Trump rallys, punctuated with violence and chaos, culminating in cancellation of his Chicago rally, mirror the path to power trod by Hitler in 1932 Germany. Hitler was a spellbinding rabblerouser, who offered virtually nothing of substance or specifics besides 'making Germany great again.' He offered his legion of followers meat issues of racial hatred, extreme nationalism, and demonizing the 'others' including Jewish bankers and communists. His followers engaged in endless violence against communists and other radicals which became useful to the military, the industrialists, the monarchists and the rulers who wanted those elements confronted. They used Hitler and the Nazis, never imagining Hitler would ever succeed in taking power. They felt they could control Hitler's more extreme tendencies and believed his inability to garner more than a third of the electorate in election after election meant he could never become Chancellor.
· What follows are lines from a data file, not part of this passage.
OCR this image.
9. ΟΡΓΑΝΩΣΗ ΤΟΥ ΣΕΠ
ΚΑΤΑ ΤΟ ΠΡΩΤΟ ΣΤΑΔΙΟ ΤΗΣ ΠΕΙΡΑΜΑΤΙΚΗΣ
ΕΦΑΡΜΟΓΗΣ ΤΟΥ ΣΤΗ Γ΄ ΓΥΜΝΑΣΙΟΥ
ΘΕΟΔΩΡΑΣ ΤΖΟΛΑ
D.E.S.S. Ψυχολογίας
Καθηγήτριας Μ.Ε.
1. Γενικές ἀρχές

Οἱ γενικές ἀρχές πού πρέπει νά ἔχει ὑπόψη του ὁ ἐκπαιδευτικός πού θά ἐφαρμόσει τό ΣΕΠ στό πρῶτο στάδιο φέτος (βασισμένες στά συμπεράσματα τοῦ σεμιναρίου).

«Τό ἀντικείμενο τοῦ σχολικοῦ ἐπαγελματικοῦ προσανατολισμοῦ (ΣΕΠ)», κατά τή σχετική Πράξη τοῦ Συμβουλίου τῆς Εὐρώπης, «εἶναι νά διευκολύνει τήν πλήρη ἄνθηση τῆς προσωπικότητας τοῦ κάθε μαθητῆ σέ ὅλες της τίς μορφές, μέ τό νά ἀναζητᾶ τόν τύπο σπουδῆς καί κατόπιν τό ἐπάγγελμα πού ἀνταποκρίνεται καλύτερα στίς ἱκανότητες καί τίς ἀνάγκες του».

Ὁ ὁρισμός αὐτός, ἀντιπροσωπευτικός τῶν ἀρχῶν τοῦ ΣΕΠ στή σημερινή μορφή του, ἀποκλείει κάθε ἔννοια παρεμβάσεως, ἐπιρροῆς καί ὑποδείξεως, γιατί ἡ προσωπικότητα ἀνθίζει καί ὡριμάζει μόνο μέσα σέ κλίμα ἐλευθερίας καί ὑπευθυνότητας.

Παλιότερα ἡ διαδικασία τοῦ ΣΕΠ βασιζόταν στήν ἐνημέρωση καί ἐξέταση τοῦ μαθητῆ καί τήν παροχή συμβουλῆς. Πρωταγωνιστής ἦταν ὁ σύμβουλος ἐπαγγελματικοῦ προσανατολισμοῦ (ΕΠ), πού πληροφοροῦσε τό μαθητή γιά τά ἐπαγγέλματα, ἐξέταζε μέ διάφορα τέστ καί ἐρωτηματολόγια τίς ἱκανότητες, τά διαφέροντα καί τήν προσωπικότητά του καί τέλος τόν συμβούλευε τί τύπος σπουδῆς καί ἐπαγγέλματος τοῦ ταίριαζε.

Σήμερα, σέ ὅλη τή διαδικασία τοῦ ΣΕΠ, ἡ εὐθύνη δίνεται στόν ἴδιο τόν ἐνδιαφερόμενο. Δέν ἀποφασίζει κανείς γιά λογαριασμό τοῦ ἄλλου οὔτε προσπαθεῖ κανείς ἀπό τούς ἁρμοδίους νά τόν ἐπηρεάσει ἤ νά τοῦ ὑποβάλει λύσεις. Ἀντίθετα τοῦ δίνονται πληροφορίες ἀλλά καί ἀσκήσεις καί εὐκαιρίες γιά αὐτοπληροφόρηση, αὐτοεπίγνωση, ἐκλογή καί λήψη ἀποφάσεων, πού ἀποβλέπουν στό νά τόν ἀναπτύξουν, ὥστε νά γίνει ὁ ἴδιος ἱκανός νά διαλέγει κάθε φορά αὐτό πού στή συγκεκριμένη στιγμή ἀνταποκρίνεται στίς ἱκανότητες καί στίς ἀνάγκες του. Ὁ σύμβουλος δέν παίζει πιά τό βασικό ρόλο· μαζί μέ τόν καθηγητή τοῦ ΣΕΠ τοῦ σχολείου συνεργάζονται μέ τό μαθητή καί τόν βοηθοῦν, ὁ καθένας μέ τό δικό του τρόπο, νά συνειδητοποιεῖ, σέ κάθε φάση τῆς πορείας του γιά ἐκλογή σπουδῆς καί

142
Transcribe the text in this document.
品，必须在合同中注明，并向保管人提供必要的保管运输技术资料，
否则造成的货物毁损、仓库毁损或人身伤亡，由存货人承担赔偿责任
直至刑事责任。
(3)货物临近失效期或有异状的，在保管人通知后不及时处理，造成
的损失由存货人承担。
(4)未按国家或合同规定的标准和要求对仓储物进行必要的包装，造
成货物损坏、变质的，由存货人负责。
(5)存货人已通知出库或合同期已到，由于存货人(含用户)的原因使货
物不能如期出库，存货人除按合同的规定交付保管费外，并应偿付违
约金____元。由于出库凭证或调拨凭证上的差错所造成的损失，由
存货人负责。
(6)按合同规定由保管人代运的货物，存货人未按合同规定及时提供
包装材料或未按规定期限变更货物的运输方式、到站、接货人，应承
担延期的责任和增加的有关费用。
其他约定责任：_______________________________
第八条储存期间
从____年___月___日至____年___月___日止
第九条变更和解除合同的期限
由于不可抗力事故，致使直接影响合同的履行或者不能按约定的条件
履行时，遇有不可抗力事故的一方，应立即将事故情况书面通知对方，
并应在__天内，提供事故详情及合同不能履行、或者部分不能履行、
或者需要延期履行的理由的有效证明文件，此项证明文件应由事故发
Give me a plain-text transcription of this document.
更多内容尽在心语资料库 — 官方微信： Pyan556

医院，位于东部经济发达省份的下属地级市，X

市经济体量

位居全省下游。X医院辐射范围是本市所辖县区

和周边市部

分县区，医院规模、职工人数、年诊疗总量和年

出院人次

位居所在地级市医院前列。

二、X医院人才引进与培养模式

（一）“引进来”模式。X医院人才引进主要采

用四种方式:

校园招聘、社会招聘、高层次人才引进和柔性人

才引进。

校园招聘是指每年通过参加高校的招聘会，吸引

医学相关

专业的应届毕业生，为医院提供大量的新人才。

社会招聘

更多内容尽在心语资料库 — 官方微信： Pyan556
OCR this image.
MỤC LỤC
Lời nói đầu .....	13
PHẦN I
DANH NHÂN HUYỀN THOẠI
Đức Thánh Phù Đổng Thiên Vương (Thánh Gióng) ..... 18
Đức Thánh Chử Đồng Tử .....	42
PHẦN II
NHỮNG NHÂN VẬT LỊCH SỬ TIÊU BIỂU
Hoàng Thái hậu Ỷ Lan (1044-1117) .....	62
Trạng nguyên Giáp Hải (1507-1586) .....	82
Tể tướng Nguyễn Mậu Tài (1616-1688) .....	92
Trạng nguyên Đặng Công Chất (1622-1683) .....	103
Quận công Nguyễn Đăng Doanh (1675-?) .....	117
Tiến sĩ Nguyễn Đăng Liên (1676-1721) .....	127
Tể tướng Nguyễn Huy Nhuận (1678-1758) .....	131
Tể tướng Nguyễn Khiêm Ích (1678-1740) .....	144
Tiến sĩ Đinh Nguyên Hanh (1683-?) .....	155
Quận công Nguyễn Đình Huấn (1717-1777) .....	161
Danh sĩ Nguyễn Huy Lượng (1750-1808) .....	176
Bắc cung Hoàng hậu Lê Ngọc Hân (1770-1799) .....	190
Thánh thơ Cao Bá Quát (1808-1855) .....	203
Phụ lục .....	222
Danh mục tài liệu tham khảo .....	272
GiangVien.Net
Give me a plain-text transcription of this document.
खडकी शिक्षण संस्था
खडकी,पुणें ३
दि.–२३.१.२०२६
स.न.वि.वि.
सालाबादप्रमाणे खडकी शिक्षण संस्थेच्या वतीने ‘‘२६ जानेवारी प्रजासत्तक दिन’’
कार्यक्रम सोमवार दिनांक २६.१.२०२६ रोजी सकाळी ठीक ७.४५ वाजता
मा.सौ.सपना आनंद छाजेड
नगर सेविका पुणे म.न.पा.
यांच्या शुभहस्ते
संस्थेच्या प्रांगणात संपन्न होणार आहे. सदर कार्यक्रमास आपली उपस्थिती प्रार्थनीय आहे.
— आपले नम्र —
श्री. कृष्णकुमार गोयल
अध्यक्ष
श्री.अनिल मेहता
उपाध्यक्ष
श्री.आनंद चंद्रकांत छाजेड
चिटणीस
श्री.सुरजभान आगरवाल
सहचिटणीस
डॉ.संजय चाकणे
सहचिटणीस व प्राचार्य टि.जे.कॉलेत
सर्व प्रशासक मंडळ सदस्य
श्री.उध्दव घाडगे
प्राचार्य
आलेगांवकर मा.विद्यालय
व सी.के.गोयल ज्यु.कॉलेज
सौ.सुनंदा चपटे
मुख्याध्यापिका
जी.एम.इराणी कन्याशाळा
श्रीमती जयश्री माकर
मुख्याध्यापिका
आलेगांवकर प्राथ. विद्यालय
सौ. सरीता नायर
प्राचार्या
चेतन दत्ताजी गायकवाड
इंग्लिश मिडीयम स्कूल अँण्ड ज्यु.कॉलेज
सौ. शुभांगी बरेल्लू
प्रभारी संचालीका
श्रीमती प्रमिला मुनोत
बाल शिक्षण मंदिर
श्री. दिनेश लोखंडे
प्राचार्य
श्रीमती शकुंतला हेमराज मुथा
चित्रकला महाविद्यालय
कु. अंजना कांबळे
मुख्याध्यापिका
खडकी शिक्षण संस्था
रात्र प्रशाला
When the government teetered near collapse, aging and out of touch President Hindenburg finally appointed Hitler Chancellor, fully expecting he could damp down and control his extreme rhetoric and conduct.
In failed candidate Ben Carson's endorsement of Trump today, he said Trump the extreme campaigner would moderate as Trump the nominee.
"There’s two Donald Trumps. There’s the Donald Trump that you see on television and who gets out in front of big audiences, and there’s the Donald Trump behind the scenes. They’re not the same person. One’s very much an entertainer, and one is actually a thinking individual.”
Carson may know brain surgery, but he doesn't know history. The parallel between Trump and Hitler is not the level of their racist and violent rhetoric, it's that they both used such rhetoric to mobilize their followers and gain new adherents.
2016 America is not 1932 Germany. But if one candidate in 2016 learned how to take over a party's base by appealing to the lowest fears and hatreds of the electorate, it's Donald Trump. That is a valid parallel to the rise to power of Adolf Hitler 84 years ago. We ignore that parallel at our peril.